Of course, if, say, fans of the Premier League club Manchester City (or of NFL teams whose local broadcasts have been blacked out) look hard enough—and are tech-savvy enough—they can view every one of their team's games via pirated streams, although those often originate from dubious sources and are of poor quality. "[Piracy is] certainly a problem," says ESPN's Kosner. "The way you solve that is to get a product out that has ubiquitous distribution and is better than what you can get pirated."

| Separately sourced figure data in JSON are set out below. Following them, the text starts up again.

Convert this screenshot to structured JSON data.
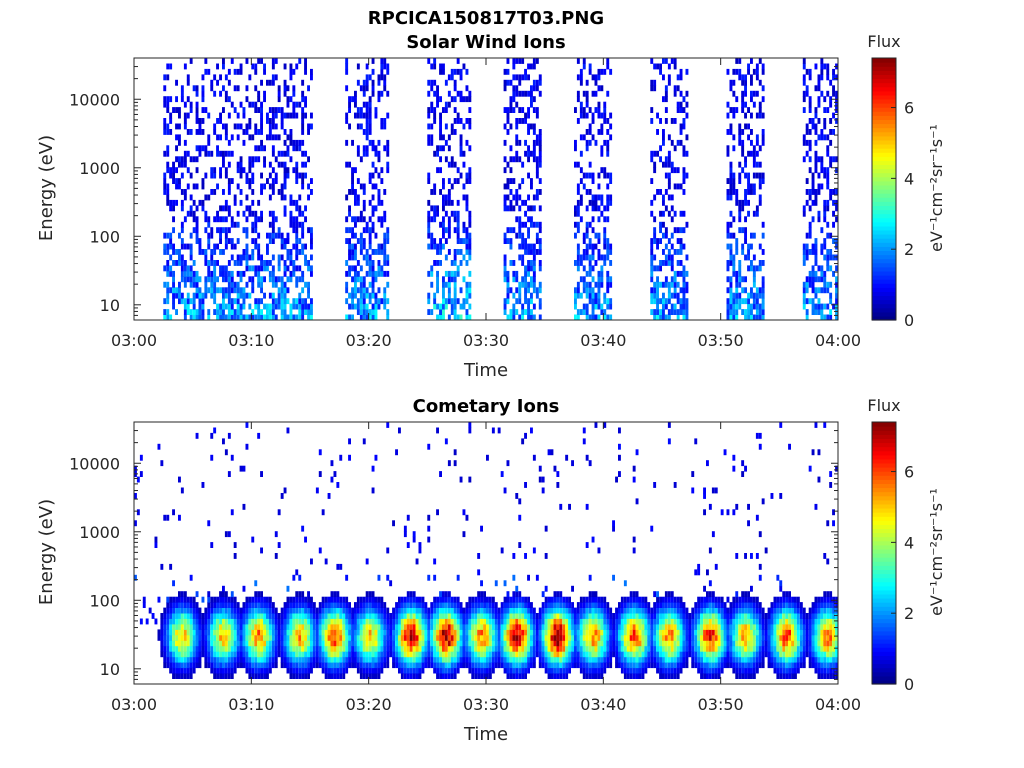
{
  "figure_title": "RPCICA150817T03.PNG",
  "colorbar": {
    "title": "Flux",
    "label": "eV⁻¹cm⁻²sr⁻¹s⁻¹",
    "ticks": [
      "0",
      "2",
      "4",
      "6"
    ],
    "range": [
      0,
      7.4
    ],
    "colormap": "jet"
  },
  "chart_data": [
    {
      "type": "heatmap",
      "title": "Solar Wind Ions",
      "xlabel": "Time",
      "ylabel": "Energy (eV)",
      "x_ticks": [
        "03:00",
        "03:10",
        "03:20",
        "03:30",
        "03:40",
        "03:50",
        "04:00"
      ],
      "y_ticks": [
        "10",
        "100",
        "1000",
        "10000"
      ],
      "xlim": [
        "03:00",
        "04:00"
      ],
      "ylim": [
        6,
        40000
      ],
      "yscale": "log",
      "bursts": [
        {
          "start": "03:02.5",
          "end": "03:15",
          "flux_low_energy": 2.0,
          "flux_high_energy": 0.8
        },
        {
          "start": "03:18",
          "end": "03:21.5",
          "flux_low_energy": 2.0,
          "flux_high_energy": 0.8
        },
        {
          "start": "03:25",
          "end": "03:28.5",
          "flux_low_energy": 2.4,
          "flux_high_energy": 0.8
        },
        {
          "start": "03:31.5",
          "end": "03:34.5",
          "flux_low_energy": 2.0,
          "flux_high_energy": 0.8
        },
        {
          "start": "03:37.5",
          "end": "03:40.5",
          "flux_low_energy": 2.0,
          "flux_high_energy": 0.8
        },
        {
          "start": "03:44",
          "end": "03:47",
          "flux_low_energy": 2.0,
          "flux_high_energy": 0.8
        },
        {
          "start": "03:50.5",
          "end": "03:53.5",
          "flux_low_energy": 2.0,
          "flux_high_energy": 0.8
        },
        {
          "start": "03:57",
          "end": "04:00",
          "flux_low_energy": 2.0,
          "flux_high_energy": 0.8
        }
      ]
    },
    {
      "type": "heatmap",
      "title": "Cometary Ions",
      "xlabel": "Time",
      "ylabel": "Energy (eV)",
      "x_ticks": [
        "03:00",
        "03:10",
        "03:20",
        "03:30",
        "03:40",
        "03:50",
        "04:00"
      ],
      "y_ticks": [
        "10",
        "100",
        "1000",
        "10000"
      ],
      "xlim": [
        "03:00",
        "04:00"
      ],
      "ylim": [
        6,
        40000
      ],
      "yscale": "log",
      "peak_energy_eV": 30,
      "bursts": [
        {
          "center": "03:04",
          "peak_flux": 5.0
        },
        {
          "center": "03:07.5",
          "peak_flux": 5.0
        },
        {
          "center": "03:10.5",
          "peak_flux": 5.5
        },
        {
          "center": "03:14",
          "peak_flux": 5.2
        },
        {
          "center": "03:17",
          "peak_flux": 6.0
        },
        {
          "center": "03:20",
          "peak_flux": 5.0
        },
        {
          "center": "03:23.5",
          "peak_flux": 6.8
        },
        {
          "center": "03:26.5",
          "peak_flux": 7.0
        },
        {
          "center": "03:29.5",
          "peak_flux": 5.5
        },
        {
          "center": "03:32.5",
          "peak_flux": 7.0
        },
        {
          "center": "03:36",
          "peak_flux": 7.2
        },
        {
          "center": "03:39",
          "peak_flux": 5.5
        },
        {
          "center": "03:42.5",
          "peak_flux": 6.0
        },
        {
          "center": "03:45.5",
          "peak_flux": 5.5
        },
        {
          "center": "03:49",
          "peak_flux": 6.2
        },
        {
          "center": "03:52",
          "peak_flux": 5.2
        },
        {
          "center": "03:55.5",
          "peak_flux": 6.0
        },
        {
          "center": "03:59",
          "peak_flux": 5.5
        }
      ]
    }
  ]
}
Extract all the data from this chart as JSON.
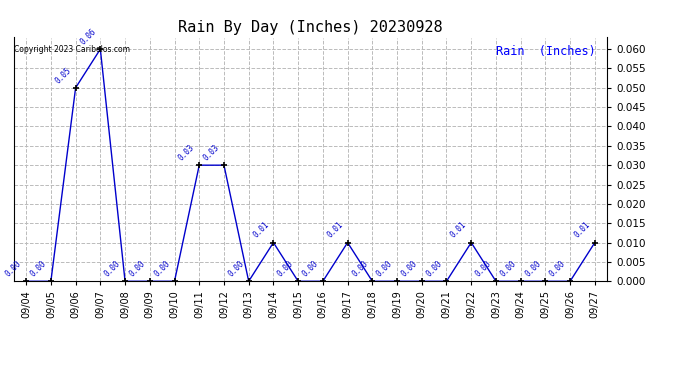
{
  "title": "Rain By Day (Inches) 20230928",
  "legend_label": "Rain  (Inches)",
  "copyright_text": "Copyright 2023 Caribelos.com",
  "dates": [
    "09/04",
    "09/05",
    "09/06",
    "09/07",
    "09/08",
    "09/09",
    "09/10",
    "09/11",
    "09/12",
    "09/13",
    "09/14",
    "09/15",
    "09/16",
    "09/17",
    "09/18",
    "09/19",
    "09/20",
    "09/21",
    "09/22",
    "09/23",
    "09/24",
    "09/25",
    "09/26",
    "09/27"
  ],
  "values": [
    0.0,
    0.0,
    0.05,
    0.06,
    0.0,
    0.0,
    0.0,
    0.03,
    0.03,
    0.0,
    0.01,
    0.0,
    0.0,
    0.01,
    0.0,
    0.0,
    0.0,
    0.0,
    0.01,
    0.0,
    0.0,
    0.0,
    0.0,
    0.01
  ],
  "line_color": "#0000cc",
  "marker_color": "#000000",
  "bg_color": "#ffffff",
  "grid_color": "#bbbbbb",
  "ylim": [
    0.0,
    0.063
  ],
  "yticks": [
    0.0,
    0.005,
    0.01,
    0.015,
    0.02,
    0.025,
    0.03,
    0.035,
    0.04,
    0.045,
    0.05,
    0.055,
    0.06
  ],
  "title_color": "#000000",
  "legend_color": "#0000ff",
  "annotation_color": "#0000cc",
  "copyright_color": "#000000"
}
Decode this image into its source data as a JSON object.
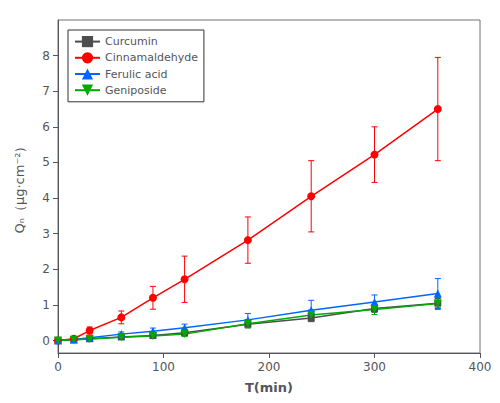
{
  "chart_data": {
    "type": "line",
    "title": "",
    "xlabel": "T(min)",
    "ylabel": "Qₙ（μg·cm⁻²）",
    "x": [
      0,
      15,
      30,
      60,
      90,
      120,
      180,
      240,
      300,
      360
    ],
    "series": [
      {
        "name": "Curcumin",
        "color": "#4d4d4d",
        "marker": "square",
        "values": [
          0.0,
          0.02,
          0.05,
          0.1,
          0.14,
          0.22,
          0.46,
          0.63,
          0.9,
          1.05
        ],
        "yerr": [
          0.0,
          0.015,
          0.02,
          0.04,
          0.05,
          0.06,
          0.08,
          0.1,
          0.11,
          0.13
        ]
      },
      {
        "name": "Cinnamaldehyde",
        "color": "#ff0000",
        "marker": "circle",
        "values": [
          0.0,
          0.05,
          0.28,
          0.65,
          1.2,
          1.72,
          2.82,
          4.05,
          5.22,
          6.5
        ],
        "yerr": [
          0.0,
          0.03,
          0.1,
          0.18,
          0.32,
          0.65,
          0.65,
          1.0,
          0.78,
          1.45
        ]
      },
      {
        "name": "Ferulic acid",
        "color": "#0066ff",
        "marker": "triangle",
        "values": [
          0.0,
          0.03,
          0.08,
          0.18,
          0.26,
          0.36,
          0.58,
          0.85,
          1.08,
          1.32
        ],
        "yerr": [
          0.0,
          0.02,
          0.04,
          0.06,
          0.09,
          0.1,
          0.18,
          0.28,
          0.2,
          0.42
        ]
      },
      {
        "name": "Geniposide",
        "color": "#00aa00",
        "marker": "triangle-down",
        "values": [
          0.0,
          0.02,
          0.04,
          0.09,
          0.13,
          0.18,
          0.47,
          0.72,
          0.87,
          1.04
        ],
        "yerr": [
          0.0,
          0.015,
          0.03,
          0.04,
          0.06,
          0.07,
          0.12,
          0.14,
          0.14,
          0.17
        ]
      }
    ],
    "xlim": [
      0,
      400
    ],
    "xticks": [
      0,
      100,
      200,
      300,
      400
    ],
    "ylim": [
      -0.35,
      9.0
    ],
    "yticks": [
      0,
      1,
      2,
      3,
      4,
      5,
      6,
      7,
      8
    ],
    "grid": false,
    "legend": "upper left"
  }
}
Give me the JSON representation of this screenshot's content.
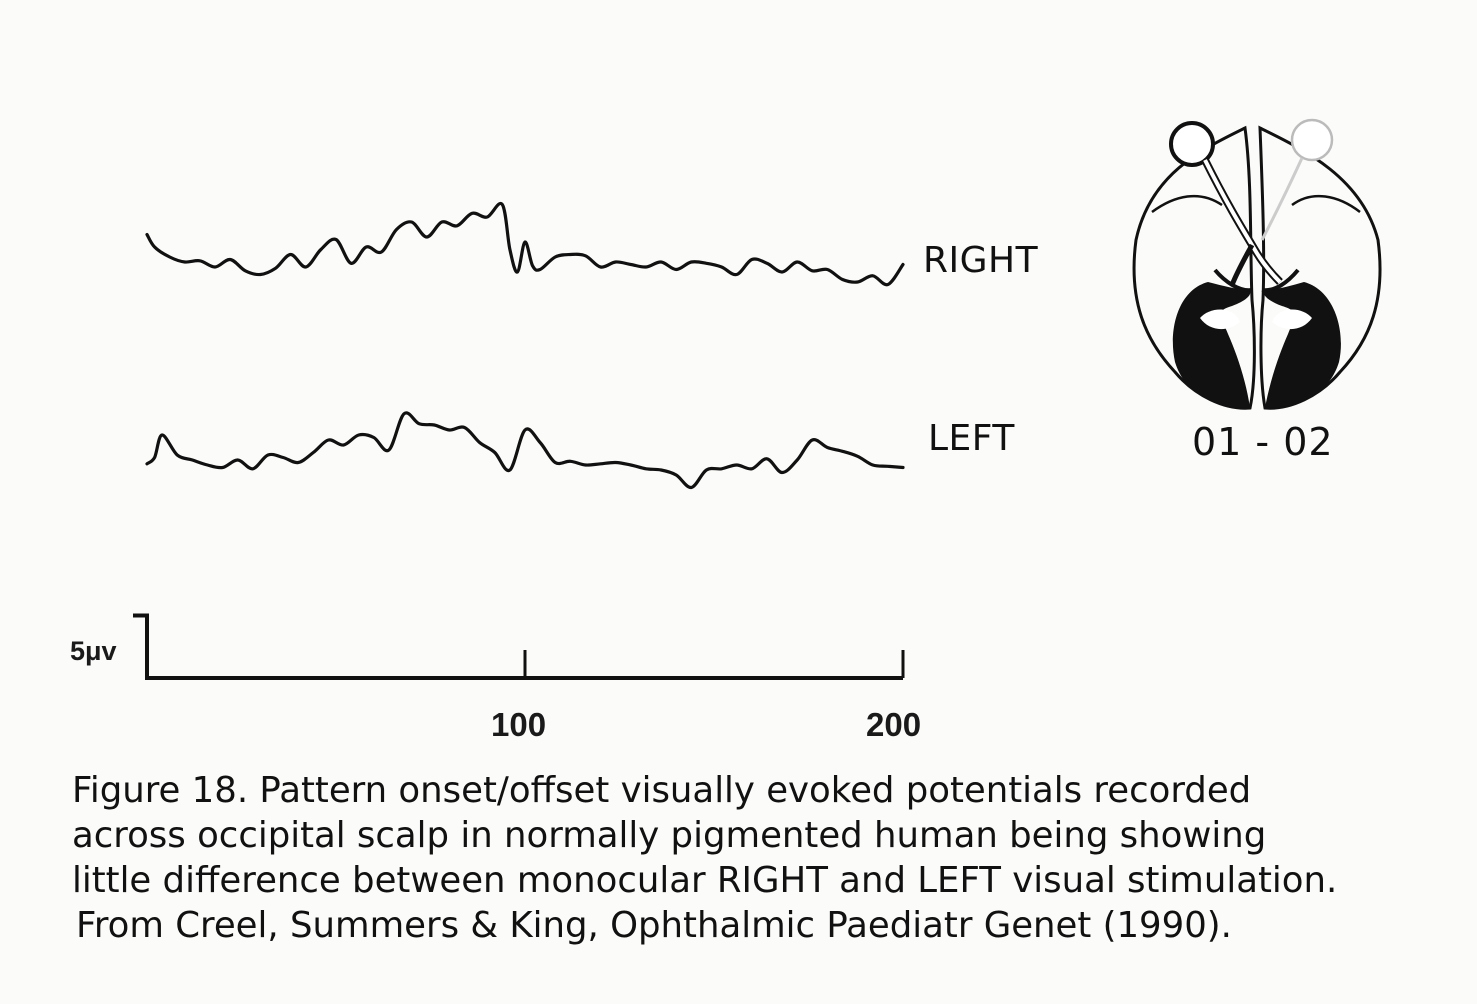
{
  "chart_data": {
    "type": "line",
    "xlabel": "",
    "ylabel": "",
    "x_ticks": [
      "100",
      "200"
    ],
    "xlim": [
      0,
      200
    ],
    "scale_bar": {
      "label": "5μv",
      "value": 5
    },
    "series": [
      {
        "name": "RIGHT",
        "x": [
          0,
          2,
          6,
          10,
          14,
          18,
          22,
          26,
          30,
          34,
          38,
          42,
          46,
          50,
          54,
          58,
          62,
          66,
          70,
          74,
          78,
          82,
          86,
          90,
          94,
          96,
          98,
          100,
          102,
          104,
          108,
          112,
          116,
          120,
          124,
          128,
          132,
          136,
          140,
          144,
          148,
          152,
          156,
          160,
          164,
          168,
          172,
          176,
          180,
          184,
          188,
          192,
          196,
          200
        ],
        "y": [
          3.8,
          2.8,
          2.0,
          1.6,
          1.7,
          1.2,
          1.8,
          0.9,
          0.6,
          1.1,
          2.2,
          1.2,
          2.6,
          3.4,
          1.5,
          2.8,
          2.4,
          4.2,
          4.8,
          3.6,
          4.8,
          4.5,
          5.5,
          5.2,
          6.2,
          2.6,
          0.8,
          3.2,
          1.3,
          1.0,
          2.0,
          2.2,
          2.1,
          1.2,
          1.6,
          1.4,
          1.2,
          1.6,
          1.0,
          1.6,
          1.5,
          1.2,
          0.6,
          1.8,
          1.5,
          0.8,
          1.6,
          0.9,
          1.0,
          0.2,
          0.0,
          0.5,
          -0.2,
          1.4
        ]
      },
      {
        "name": "LEFT",
        "x": [
          0,
          2,
          4,
          8,
          12,
          16,
          20,
          24,
          28,
          32,
          36,
          40,
          44,
          48,
          52,
          56,
          60,
          64,
          68,
          72,
          76,
          80,
          84,
          88,
          92,
          96,
          100,
          104,
          108,
          112,
          116,
          120,
          124,
          128,
          132,
          136,
          140,
          144,
          148,
          152,
          156,
          160,
          164,
          168,
          172,
          176,
          180,
          184,
          188,
          192,
          196,
          200
        ],
        "y": [
          0.5,
          1.0,
          2.8,
          1.2,
          0.8,
          0.4,
          0.2,
          0.8,
          0.1,
          1.2,
          1.0,
          0.6,
          1.4,
          2.4,
          2.0,
          2.8,
          2.6,
          1.6,
          4.5,
          3.7,
          3.6,
          3.2,
          3.4,
          2.2,
          1.4,
          0.0,
          3.2,
          2.2,
          0.6,
          0.7,
          0.4,
          0.5,
          0.6,
          0.4,
          0.1,
          0.0,
          -0.4,
          -1.4,
          0.0,
          0.1,
          0.4,
          0.1,
          0.9,
          -0.2,
          0.8,
          2.4,
          1.8,
          1.5,
          1.1,
          0.4,
          0.3,
          0.2
        ]
      }
    ]
  },
  "brain": {
    "caption": "01 - 02"
  },
  "caption": {
    "lines": [
      "Figure 18. Pattern onset/offset visually evoked potentials recorded",
      "across occipital scalp in normally pigmented human being showing",
      "little difference between monocular RIGHT and LEFT visual stimulation."
    ],
    "source": "From Creel, Summers & King, Ophthalmic Paediatr Genet (1990)."
  },
  "colors": {
    "ink": "#111111",
    "background": "#fbfbf9"
  }
}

Industry expert John Ourand, of SportsBusiness Journal, is certain that while business considerations mean that ubiquity might be years away—cable operators and network affiliates, for example, are somewhat resistant to options that siphon off revenue—one day in the not too distant future, fans will be able to watch any sporting contest, anywhere, on the mobile devices they carry in their pockets, and the experience will be fully customizable. "I believe it's just a matter of time," he says. Then the only challenge for otherwise diligent students will be how to keep from getting too distracted as they follow their brackets.